The next instruction is fetched by the address stored in the program counter (PC) and then stored in the instruction register.
Decoder interprets the encoded instruction from the instruction register.
Reading effective address
The address given in instruction is read from the main memory and the required data is fetched. It depends on direct addressing mode or indirect addressing mode.
It consists of the memory read (MR), memory write (MW), input-output read (IOR) and input-output write (IOW).
What is the Machine Cycle?
- The time which is required for accessing the memory or input/output devices is called a machine cycle.
- One to four machine cycles are used.
- For example, memory read, memory write, opcode fetch, etc.
- One machine cycle is equal to 12 clocks.
- One machine cycle consists of 6 states.
What are the T states?
- It is one subdivision of the operation performed in one clock period.
- It is part of the machine cycle.
- One clock period is equal to one t state.
- One machine cycle is equal to 12 t states.
What are the timing diagrams?
The timing diagrams are a graphical representation.
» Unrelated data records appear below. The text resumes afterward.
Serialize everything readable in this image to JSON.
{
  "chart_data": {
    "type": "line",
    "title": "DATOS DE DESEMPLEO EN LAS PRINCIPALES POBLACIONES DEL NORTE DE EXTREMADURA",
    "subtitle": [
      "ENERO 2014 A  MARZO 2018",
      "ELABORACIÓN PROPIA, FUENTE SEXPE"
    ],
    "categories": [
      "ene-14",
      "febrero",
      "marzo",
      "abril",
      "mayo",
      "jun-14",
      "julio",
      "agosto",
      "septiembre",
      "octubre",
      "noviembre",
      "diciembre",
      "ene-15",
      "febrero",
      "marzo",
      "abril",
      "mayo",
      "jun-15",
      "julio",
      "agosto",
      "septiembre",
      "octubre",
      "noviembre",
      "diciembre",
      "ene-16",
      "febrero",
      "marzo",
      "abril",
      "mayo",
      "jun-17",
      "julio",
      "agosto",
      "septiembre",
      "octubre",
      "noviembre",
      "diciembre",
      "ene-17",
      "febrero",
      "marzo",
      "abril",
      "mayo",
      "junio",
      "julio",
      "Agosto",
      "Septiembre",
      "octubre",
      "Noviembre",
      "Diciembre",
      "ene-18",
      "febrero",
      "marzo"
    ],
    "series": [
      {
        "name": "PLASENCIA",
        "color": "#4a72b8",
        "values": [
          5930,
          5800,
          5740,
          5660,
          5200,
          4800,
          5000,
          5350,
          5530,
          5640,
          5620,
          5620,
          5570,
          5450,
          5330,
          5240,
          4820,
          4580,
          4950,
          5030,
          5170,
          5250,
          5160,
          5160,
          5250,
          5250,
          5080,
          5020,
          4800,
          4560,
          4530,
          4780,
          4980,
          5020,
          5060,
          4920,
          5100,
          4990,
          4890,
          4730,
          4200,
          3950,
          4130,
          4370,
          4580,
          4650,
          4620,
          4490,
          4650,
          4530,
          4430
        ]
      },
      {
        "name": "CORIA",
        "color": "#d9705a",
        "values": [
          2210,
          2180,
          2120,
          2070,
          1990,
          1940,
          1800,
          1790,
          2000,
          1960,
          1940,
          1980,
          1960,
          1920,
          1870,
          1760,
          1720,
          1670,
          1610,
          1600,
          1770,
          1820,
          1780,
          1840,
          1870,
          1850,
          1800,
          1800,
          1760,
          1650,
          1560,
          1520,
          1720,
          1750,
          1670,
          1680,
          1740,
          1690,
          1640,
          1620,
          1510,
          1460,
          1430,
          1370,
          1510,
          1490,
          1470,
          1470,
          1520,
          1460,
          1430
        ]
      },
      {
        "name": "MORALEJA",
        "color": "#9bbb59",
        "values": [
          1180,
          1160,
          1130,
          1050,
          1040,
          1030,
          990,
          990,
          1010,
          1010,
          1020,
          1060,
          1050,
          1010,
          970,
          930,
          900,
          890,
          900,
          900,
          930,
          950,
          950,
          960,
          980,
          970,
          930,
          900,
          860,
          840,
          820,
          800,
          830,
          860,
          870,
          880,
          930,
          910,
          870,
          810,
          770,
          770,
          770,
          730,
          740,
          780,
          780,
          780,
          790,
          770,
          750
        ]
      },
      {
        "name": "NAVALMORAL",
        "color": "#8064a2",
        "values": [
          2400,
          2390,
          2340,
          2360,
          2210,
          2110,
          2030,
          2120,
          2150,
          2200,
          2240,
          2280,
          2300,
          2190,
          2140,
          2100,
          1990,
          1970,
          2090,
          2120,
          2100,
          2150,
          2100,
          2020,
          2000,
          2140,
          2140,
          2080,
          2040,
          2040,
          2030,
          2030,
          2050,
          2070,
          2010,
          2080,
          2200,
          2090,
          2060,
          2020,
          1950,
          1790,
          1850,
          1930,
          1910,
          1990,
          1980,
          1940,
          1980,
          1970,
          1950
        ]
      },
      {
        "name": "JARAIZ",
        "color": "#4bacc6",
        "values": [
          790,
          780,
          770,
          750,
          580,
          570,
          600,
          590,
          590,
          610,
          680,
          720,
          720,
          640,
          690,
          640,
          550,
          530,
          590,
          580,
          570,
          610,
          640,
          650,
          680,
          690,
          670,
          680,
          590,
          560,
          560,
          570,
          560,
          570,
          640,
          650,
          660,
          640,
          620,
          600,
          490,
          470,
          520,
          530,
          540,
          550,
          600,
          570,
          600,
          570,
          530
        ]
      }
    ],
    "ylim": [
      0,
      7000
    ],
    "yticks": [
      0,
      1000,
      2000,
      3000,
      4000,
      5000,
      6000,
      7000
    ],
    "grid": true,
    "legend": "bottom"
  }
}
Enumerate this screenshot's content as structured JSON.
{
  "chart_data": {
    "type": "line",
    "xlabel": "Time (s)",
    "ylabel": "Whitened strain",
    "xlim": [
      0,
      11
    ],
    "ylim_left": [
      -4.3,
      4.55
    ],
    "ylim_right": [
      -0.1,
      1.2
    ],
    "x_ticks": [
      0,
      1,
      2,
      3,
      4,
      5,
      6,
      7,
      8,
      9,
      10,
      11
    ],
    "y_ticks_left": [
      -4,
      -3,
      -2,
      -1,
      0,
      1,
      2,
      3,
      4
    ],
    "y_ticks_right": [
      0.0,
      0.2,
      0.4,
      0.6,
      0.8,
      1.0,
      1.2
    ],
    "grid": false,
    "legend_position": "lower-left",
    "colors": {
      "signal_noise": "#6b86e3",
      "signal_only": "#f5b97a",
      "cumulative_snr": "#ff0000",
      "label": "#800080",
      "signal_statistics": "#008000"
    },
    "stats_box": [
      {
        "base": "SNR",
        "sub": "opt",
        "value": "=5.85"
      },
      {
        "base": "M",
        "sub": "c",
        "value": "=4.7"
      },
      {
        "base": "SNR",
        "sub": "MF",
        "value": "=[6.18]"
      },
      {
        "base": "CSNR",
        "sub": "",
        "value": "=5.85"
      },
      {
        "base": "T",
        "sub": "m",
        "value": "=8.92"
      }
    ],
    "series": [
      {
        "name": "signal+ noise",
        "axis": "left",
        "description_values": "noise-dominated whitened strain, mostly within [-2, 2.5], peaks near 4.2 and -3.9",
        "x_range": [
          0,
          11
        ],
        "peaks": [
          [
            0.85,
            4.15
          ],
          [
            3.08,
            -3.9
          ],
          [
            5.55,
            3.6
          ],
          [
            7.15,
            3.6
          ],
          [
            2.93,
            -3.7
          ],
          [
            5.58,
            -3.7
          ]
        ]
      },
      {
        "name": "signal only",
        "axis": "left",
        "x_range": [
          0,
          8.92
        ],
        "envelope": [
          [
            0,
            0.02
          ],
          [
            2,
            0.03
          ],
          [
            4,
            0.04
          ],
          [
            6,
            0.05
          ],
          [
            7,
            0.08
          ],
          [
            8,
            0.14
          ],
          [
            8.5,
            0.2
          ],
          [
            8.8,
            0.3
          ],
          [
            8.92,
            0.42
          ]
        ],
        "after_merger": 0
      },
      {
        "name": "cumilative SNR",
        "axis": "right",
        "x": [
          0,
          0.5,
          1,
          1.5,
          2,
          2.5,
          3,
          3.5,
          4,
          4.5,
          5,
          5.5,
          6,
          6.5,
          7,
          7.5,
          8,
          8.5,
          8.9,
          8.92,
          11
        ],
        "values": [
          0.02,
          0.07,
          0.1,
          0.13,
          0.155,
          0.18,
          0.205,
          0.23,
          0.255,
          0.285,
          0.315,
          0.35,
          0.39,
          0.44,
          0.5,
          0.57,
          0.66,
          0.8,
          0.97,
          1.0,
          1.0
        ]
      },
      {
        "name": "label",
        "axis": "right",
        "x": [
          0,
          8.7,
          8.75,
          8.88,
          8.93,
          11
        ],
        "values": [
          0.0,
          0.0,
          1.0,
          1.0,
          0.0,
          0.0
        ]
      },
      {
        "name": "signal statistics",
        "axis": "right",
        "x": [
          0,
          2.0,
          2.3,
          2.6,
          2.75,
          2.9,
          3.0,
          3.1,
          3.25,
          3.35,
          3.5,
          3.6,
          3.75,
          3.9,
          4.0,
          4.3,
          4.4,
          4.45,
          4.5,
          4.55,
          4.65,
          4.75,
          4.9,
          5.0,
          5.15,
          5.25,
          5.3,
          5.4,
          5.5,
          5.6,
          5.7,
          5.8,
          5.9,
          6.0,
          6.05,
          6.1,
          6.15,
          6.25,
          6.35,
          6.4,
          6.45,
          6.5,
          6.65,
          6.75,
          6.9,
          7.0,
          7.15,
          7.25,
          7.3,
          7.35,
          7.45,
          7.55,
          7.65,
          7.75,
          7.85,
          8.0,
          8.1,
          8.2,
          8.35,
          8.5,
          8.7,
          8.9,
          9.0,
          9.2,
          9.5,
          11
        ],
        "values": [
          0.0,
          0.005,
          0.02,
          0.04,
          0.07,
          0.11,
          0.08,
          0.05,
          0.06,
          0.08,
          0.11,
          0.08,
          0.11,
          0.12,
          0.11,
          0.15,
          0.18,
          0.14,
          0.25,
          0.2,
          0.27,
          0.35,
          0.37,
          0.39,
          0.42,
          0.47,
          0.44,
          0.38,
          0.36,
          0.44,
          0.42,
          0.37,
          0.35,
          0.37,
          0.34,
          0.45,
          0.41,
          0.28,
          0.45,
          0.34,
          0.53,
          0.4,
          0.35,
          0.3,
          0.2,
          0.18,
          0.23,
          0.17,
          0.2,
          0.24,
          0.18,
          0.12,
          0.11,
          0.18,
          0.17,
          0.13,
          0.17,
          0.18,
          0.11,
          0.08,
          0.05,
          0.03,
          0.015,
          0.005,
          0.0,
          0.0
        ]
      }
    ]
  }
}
It is used for the representation of the execution time taken by each instruction in a graphical format. The t states represent the timing diagrams.
- CLOCK - It is the clock pulse provided to the user.
- AD0-AD7 - These are used to carry data and address. It is the lower address bus. The decision when it will carry an address and when it will carry data is made by ALE.
- A8-A15- It is used to carry the address bits.
- ALE - It provides the signal for multiplexed address and data bus. If the signal is high or 1, a multiplexed address and data bus will be used as an address bus. To fetch a lower bit of address, the signal is 1 so that the multiplexed bus can act as an address bus. If the signal is low or 0, the multiplexed bus will be used as the data bus. When a lower bit of address is fetched then it will act as a data bus as the signal is low.
- RD (low active) - If the signal is high or 1, no data is read by the microprocessor. If the signal is low or 0, data is read by the microprocessor.
- WR (low active) - If the signal is high or 1, no data is written by the microprocessor. If the signal is low or 0, data is written by the microprocessor.
- IO/M (low active) and S1, S0 - If the signal is high or 1, the operation is performing on input-output. If the signal is low or 0, the operation is performing on memory.